According to Donnelly, if the nuclear crisis does escalate further, with radioactive material spreading widely across the country, the economic damage could also correspondingly rise.
• Australia is not as dependent on Japan as an export market as it was in 1995. Then, we sold 25% of our merchandise exports to Japan. Now the number is 14%.
• The Kobe quake did not noticeably hit Australian exports to Japan in 1995. Exports did fall by almost 9% in the March quarter of 1995 in the immediate aftermath of the quake, but there appears to have been a heavy seasonal element in this fall. Exports were up almost 4% in year-ended terms.
• Our main exports now are: coal (coking and thermal) 40% of total; iron ore 13%; beef 5%; copper 3%. Confidential items make up 17% of the total and include LNG and nickel.

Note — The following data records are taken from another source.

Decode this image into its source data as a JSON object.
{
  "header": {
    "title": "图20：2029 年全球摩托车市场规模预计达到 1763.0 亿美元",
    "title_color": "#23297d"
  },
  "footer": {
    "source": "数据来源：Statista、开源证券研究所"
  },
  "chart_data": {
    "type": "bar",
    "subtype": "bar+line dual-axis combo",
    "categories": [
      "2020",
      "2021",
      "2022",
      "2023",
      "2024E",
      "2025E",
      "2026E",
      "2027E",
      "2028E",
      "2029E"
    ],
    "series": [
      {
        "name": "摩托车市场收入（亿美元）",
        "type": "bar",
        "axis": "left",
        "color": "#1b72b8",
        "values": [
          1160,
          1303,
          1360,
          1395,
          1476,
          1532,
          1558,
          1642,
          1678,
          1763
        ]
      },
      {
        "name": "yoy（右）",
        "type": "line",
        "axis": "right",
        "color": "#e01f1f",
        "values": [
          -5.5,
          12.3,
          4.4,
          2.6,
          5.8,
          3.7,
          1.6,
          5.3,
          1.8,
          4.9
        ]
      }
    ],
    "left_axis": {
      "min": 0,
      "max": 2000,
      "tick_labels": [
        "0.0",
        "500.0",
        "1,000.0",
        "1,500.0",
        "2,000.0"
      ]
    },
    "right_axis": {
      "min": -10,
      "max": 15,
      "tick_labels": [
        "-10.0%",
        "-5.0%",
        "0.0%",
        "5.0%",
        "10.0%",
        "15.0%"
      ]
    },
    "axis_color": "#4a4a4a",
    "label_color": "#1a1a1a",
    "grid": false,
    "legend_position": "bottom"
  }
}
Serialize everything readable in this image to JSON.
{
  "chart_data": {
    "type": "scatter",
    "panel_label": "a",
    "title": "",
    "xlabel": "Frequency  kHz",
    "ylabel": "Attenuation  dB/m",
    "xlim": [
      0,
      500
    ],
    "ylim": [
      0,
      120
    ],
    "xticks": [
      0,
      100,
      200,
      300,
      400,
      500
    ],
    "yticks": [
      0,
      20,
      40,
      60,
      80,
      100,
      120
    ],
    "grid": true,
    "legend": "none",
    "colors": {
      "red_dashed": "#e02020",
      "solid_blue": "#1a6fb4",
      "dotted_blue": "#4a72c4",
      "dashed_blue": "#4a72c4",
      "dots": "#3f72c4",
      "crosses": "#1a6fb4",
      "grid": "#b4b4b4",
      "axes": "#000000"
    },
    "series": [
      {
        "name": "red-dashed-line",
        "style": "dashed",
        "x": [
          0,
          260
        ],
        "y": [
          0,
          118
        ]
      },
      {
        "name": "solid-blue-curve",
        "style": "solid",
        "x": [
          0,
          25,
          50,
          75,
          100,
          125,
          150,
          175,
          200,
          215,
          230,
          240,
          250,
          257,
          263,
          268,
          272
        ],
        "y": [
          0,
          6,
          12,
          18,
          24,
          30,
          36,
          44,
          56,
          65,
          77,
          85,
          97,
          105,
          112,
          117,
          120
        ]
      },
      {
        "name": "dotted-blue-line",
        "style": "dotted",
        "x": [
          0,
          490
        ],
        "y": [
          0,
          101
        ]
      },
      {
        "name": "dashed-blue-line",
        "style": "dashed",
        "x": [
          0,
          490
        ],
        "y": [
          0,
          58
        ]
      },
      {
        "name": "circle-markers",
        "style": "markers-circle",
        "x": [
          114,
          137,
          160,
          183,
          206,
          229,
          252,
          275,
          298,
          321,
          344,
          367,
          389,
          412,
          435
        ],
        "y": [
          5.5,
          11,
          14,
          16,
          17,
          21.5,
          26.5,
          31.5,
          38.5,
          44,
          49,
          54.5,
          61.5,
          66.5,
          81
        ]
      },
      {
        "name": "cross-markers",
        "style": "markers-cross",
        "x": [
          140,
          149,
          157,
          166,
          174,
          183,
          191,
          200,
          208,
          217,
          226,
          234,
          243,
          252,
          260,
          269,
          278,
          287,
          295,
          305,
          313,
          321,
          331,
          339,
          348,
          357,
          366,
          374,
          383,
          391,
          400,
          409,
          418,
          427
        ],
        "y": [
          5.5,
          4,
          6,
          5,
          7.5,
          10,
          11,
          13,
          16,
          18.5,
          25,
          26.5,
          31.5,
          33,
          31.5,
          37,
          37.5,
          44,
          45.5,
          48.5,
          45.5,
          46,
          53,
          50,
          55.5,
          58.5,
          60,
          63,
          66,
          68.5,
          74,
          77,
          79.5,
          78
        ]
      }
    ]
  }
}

• The disruptions to nuclear power will prompt the Japanese power industry to fire up power capacity using other fuel sources. But coal-fired capacity is reportedly working at full tilt. Oil- and LNG-fired capacity should receive the main demand boost.
• Our main service exports to Japan are tourism. Like merchandise exporters, the Australian tourist industry is no longer as dependent on Japan as it was a decade or more ago. Japan is still the fourth largest source market, but its share is declining. By 2009, travel from Japan had declined by 53% from its peak of 814,000 visitors in 1999. The ‘Total Inbound Economic Value’ of the Japan market – a measure of the Australian sales turnover from Japanese tourists – was $1.4 billion. More than 50% of Japanese tourists go to Queensland.
• Japan is our third largest source of imports, making up 9% of the national import bill. Cars, trucks, refined petroleum and equipment are major items. Various importers have voiced concerns that because of production and supply chain disruptions in Japan, their supplies could be affected, at least in the short run.
• There is likely to be a larger short-term setback this time than after the Kobe quake, regardless of how the nuclear situation plays out. But offsetting that, Japan is no longer such a significant export or tourism market for Australia and we are in the midst of a commodity export boom.
• As reconstruction gets underway in coming quarters demand for Australian commodities such as coking coal and iron ore could increase.
• Exports of LNG, but not thermal coal, could increase as the Japanese power industry fires up spare non-nuclear power production capacity.
• Japanese tourist arrivals are likely to drop, which will be an unwelcome setback for the tourism industry, especially in Queensland, suffering as it already is from the strong Australian dollar plus the recent floods and cyclone.
• Imports from Japan could suffer short term disruptions. It is likely that Australian tourist numbers to Japan will decline.